Leseprobe

176 1990 – heute Carola S. Rudnick DEBATTEN UM DEN HAFTORT BAUTZEN UND DIE ENTSTEHUNG DER GEDENKSTÄTTE SEIT 1990 EINLEITUNG Die Aufarbeitung der Verbrechen, die in Speziallagern, in Untersuchungshaftanstalten des Ministeriums für Staatssicherheit (MfS) und in Strafvollzugseinrichtungen begangen wurden, war von heftigen Auseinandersetzungen zwischen ehemaligen Häftlingen untereinander, zwischen ehemaligen Häftlingen und Gedenkstättenmitarbeitern sowie zwischen Häftlingen, Wissenschaftlern und politischen Akteuren geprägt. Ein Blick zurück und die Rekonstruktion der Genese der Gedenkstätten und einzelner Geschichtsdebatten offenbaren, dass diese Konflikte mit Häftlingen von diametralen Wertesystemen und Leiderfahrungen geprägt waren, die aufeinander prallten. So warfen ehemalige Verfolgte und Angehörige von Ermordeten des Naziregimes den ehemaligen Speziallageropfern vor, sie würden durch platte Gleichmacherei von Stalinismus und Nationalsozialismus die Singularität des Holocaust infrage stellen. Auf der anderen Seite kritisierten Speziallager-Opfer und MfS-Opfer an den Opfern des Naziregimes, sie würden stalinistische Verbrechen und den totalitären Charakter von SBZ und DDR verharmlosen.
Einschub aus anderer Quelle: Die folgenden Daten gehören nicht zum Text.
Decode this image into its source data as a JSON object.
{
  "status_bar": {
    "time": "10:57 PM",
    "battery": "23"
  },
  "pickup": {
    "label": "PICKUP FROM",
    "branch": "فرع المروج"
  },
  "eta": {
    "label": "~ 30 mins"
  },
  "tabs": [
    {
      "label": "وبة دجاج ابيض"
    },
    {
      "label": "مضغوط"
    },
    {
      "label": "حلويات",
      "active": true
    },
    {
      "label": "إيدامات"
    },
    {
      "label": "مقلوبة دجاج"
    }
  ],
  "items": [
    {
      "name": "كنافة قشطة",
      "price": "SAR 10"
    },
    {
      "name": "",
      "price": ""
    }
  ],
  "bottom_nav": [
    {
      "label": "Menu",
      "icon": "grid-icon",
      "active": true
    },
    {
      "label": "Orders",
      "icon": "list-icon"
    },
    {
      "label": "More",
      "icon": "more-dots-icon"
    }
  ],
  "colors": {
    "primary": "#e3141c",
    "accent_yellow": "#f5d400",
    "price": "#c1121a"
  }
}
Sie forderten, dass stalinistische Verbrechen denen des NS-Regimes nicht nachstehen dürften. Nur in zwei Punkten herrschte bei den Opfern nach 1945 Übereinkunft: Erstens, sie definierten sich gemeinsam als »Opfer kommunistischer Gewaltherrschaft« und zweitens, sie lehnten den in der DDR praktizierten »Antifaschismus« ab. Anhand der Entwicklungsgeschichte der Gedenkstätte Bautzen lassen sich diese knapp skizzierten, für Außenstehende kaum nachzuvollziehenden Konfliktlinien im Folgenden näher veranschaulichen. Hierbei wird zugleich der Versuch unternommen, die Gründungsgeschichte der Gedenkstätte Bautzen in groben Zügen nachzuzeichnen.